Al G20 passa la linea di Tremonti: anche il debito privato nel conto della crisi

Pubblicato il 21 Febbraio 2011 - 08:50 OLTRE 6 MESI FA

Giulio Tremonti

PARIGI -Il G20 accoglie la tesi italiana, quella per cui il ministro dell’Economia Giulio Tremonti si è sempre battuto. I Paesi più industrializzati, riuniti a Parigi, hanno deciso con quali parametri giudicare le economie mondiali e grazie a questi parametri riuscire a tracciare una mappa per uscire dalla crisi globale, possibilmente diminuendo gli squilibri.

La tesi italiana passata è che tra questi parametri verrà valutato anche il debito privato, punto di forza, e di stabilità, del nostro paese. L’Italia ha sì un forte debito pubblico, che le stime Fmi hanno giudicato in rialzo fino al 120%, ma buona parte di quel debito è però in mano italiana e privata, in mano ai risparmiatori e alle banche.

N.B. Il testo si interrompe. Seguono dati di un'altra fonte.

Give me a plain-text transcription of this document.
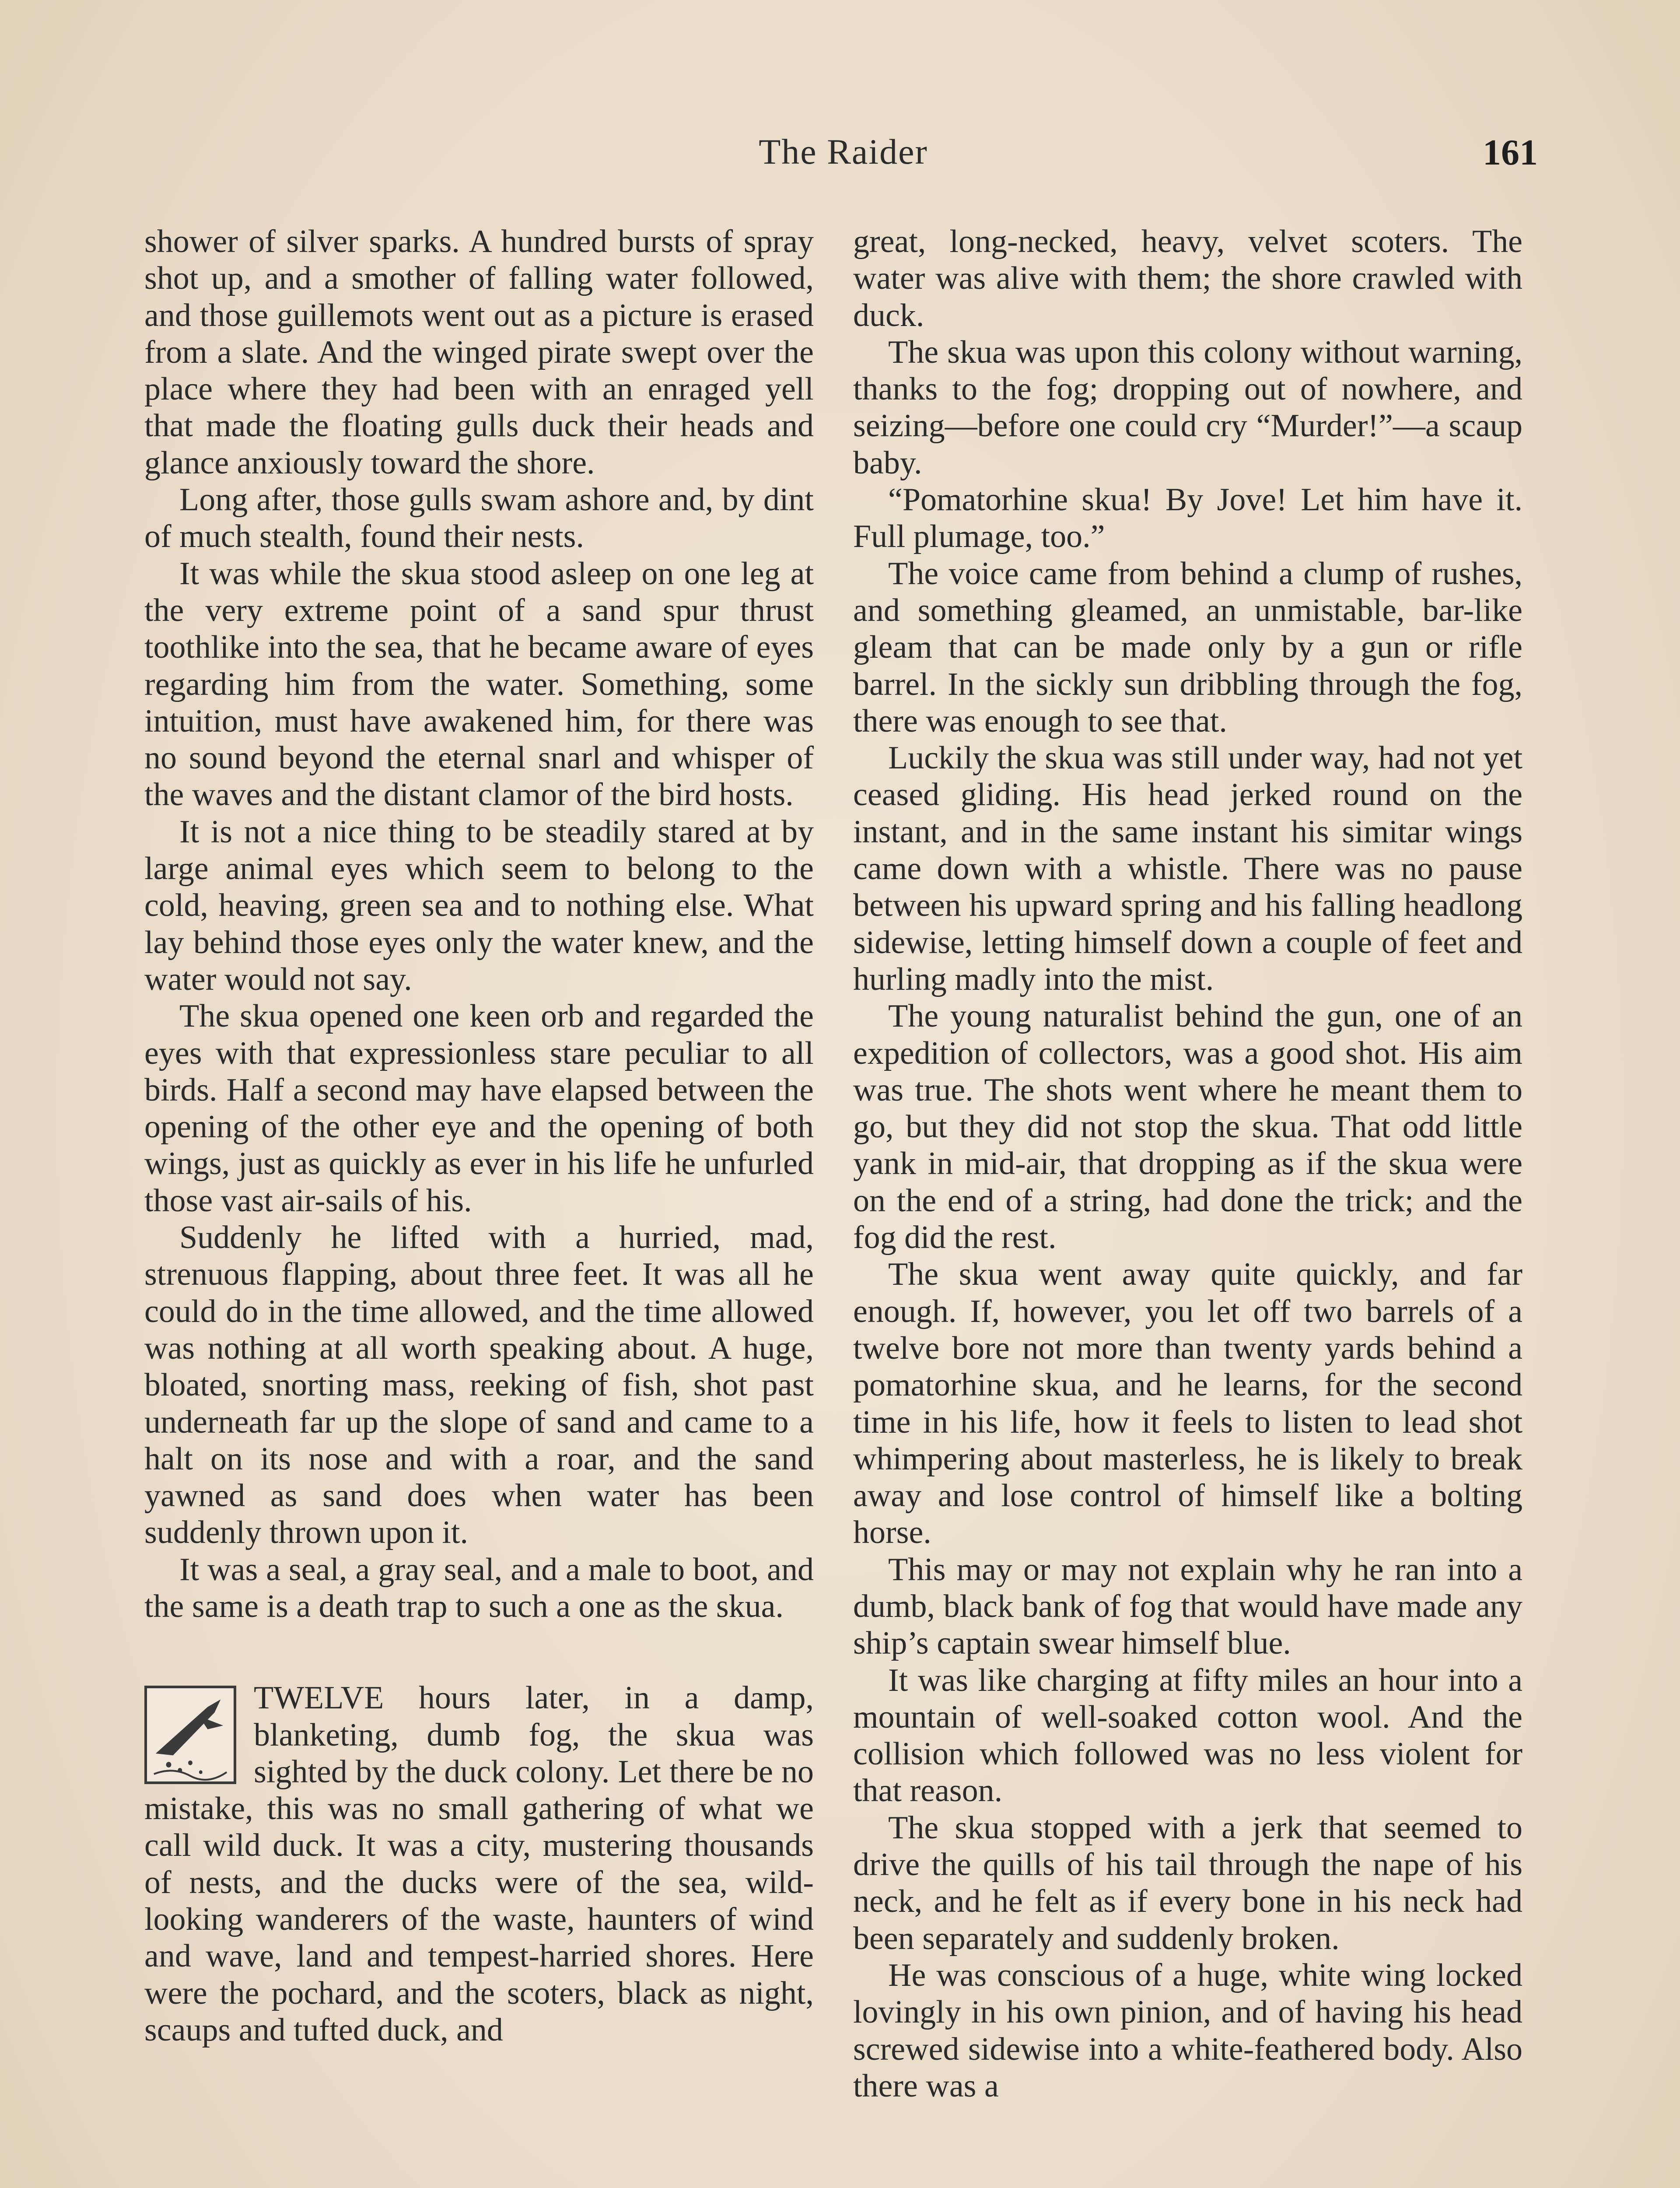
The Raider	161

shower of silver sparks. A hundred bursts of spray shot up, and a smother of falling water followed, and those guillemots went out as a picture is erased from a slate. And the winged pirate swept over the place where they had been with an enraged yell that made the floating gulls duck their heads and glance anxiously toward the shore.

Long after, those gulls swam ashore and, by dint of much stealth, found their nests.

It was while the skua stood asleep on one leg at the very extreme point of a sand spur thrust toothlike into the sea, that he became aware of eyes regarding him from the water. Something, some intuition, must have awakened him, for there was no sound beyond the eternal snarl and whisper of the waves and the distant clamor of the bird hosts.

It is not a nice thing to be steadily stared at by large animal eyes which seem to belong to the cold, heaving, green sea and to nothing else. What lay behind those eyes only the water knew, and the water would not say.

The skua opened one keen orb and regarded the eyes with that expressionless stare peculiar to all birds. Half a second may have elapsed between the opening of the other eye and the opening of both wings, just as quickly as ever in his life he unfurled those vast air-sails of his.

Suddenly he lifted with a hurried, mad, strenuous flapping, about three feet. It was all he could do in the time allowed, and the time allowed was nothing at all worth speaking about. A huge, bloated, snorting mass, reeking of fish, shot past underneath far up the slope of sand and came to a halt on its nose and with a roar, and the sand yawned as sand does when water has been suddenly thrown upon it.

It was a seal, a gray seal, and a male to boot, and the same is a death trap to such a one as the skua.

TWELVE hours later, in a damp, blanketing, dumb fog, the skua was sighted by the duck colony. Let there be no mistake, this was no small gathering of what we call wild duck. It was a city, mustering thousands of nests, and the ducks were of the sea, wild-looking wanderers of the waste, haunters of wind and wave, land and tempest-harried shores. Here were the pochard, and the scoters, black as night, scaups and tufted duck, and

great, long-necked, heavy, velvet scoters. The water was alive with them; the shore crawled with duck.

The skua was upon this colony without warning, thanks to the fog; dropping out of nowhere, and seizing—before one could cry “Murder!”—a scaup baby.

“Pomatorhine skua! By Jove! Let him have it. Full plumage, too.”

The voice came from behind a clump of rushes, and something gleamed, an unmistable, bar-like gleam that can be made only by a gun or rifle barrel. In the sickly sun dribbling through the fog, there was enough to see that.

Luckily the skua was still under way, had not yet ceased gliding. His head jerked round on the instant, and in the same instant his simitar wings came down with a whistle. There was no pause between his upward spring and his falling headlong sidewise, letting himself down a couple of feet and hurling madly into the mist.

The young naturalist behind the gun, one of an expedition of collectors, was a good shot. His aim was true. The shots went where he meant them to go, but they did not stop the skua. That odd little yank in mid-air, that dropping as if the skua were on the end of a string, had done the trick; and the fog did the rest.

The skua went away quite quickly, and far enough. If, however, you let off two barrels of a twelve bore not more than twenty yards behind a pomatorhine skua, and he learns, for the second time in his life, how it feels to listen to lead shot whimpering about masterless, he is likely to break away and lose control of himself like a bolting horse.

This may or may not explain why he ran into a dumb, black bank of fog that would have made any ship’s captain swear himself blue.

It was like charging at fifty miles an hour into a mountain of well-soaked cotton wool. And the collision which followed was no less violent for that reason.

The skua stopped with a jerk that seemed to drive the quills of his tail through the nape of his neck, and he felt as if every bone in his neck had been separately and suddenly broken.

He was conscious of a huge, white wing locked lovingly in his own pinion, and of having his head screwed sidewise into a white-feathered body. Also there was a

Ora Tremonti vede la strada in discesa: se la tesi italiana è passata al G20, perché non dovrebbe andar bene anche per l’Ecofin, ossia per l’Europa? Per il ministro, quindi, al vertice di Parigi ”è passata la tesi giusta che è anche quella italiana” anche se questo ”viene fatto non nell’interesse dell’Italia ma della logica comune”.

”Se vuoi evitare le crisi devi valutare la stabilità del sistema che è fatto da debiti e finanze pubbliche, ma anche da quelle private. Negli ultimi mesi la tendenza è stata quella di considerare solo la finanza pubblica come se tutte le colpe fossero dei governi e non soltanto delle banche e della finanza privata”. Tremonti è soddisfatto anche per i ”passi avanti” sull’altro cavallo di battaglia del governo italiano, quello della speculazione sui prezzi delle materie prime che rivendica di aver posto già due anni fa.

”Allora ci dissero che la speculazione non esiste” spiega ”e conservo anche un rapporto dell’Fmi dell’epoca che dice questo”. Un tema delicato, rileva Tremonti, che i fatti recenti del Nord Africa hanno posto all’attenzione dei governi. ”Le cause sono profonde – dice – ma il motore è stato la rivolta del pane” e rischia di creare ”effetti a cascata in Nord Africa” forse più alti di ”quelli della guerra del Kippur”. Per Tremonti comunque l’approccio europeo ”non può essere quello primitivo di esportare la democrazia” che non ”è un McDonald’s” ma un fatto ”complesso” che anche in molti paesi del Vecchio Continente fino a quaranta anni fa ”non esisteva”.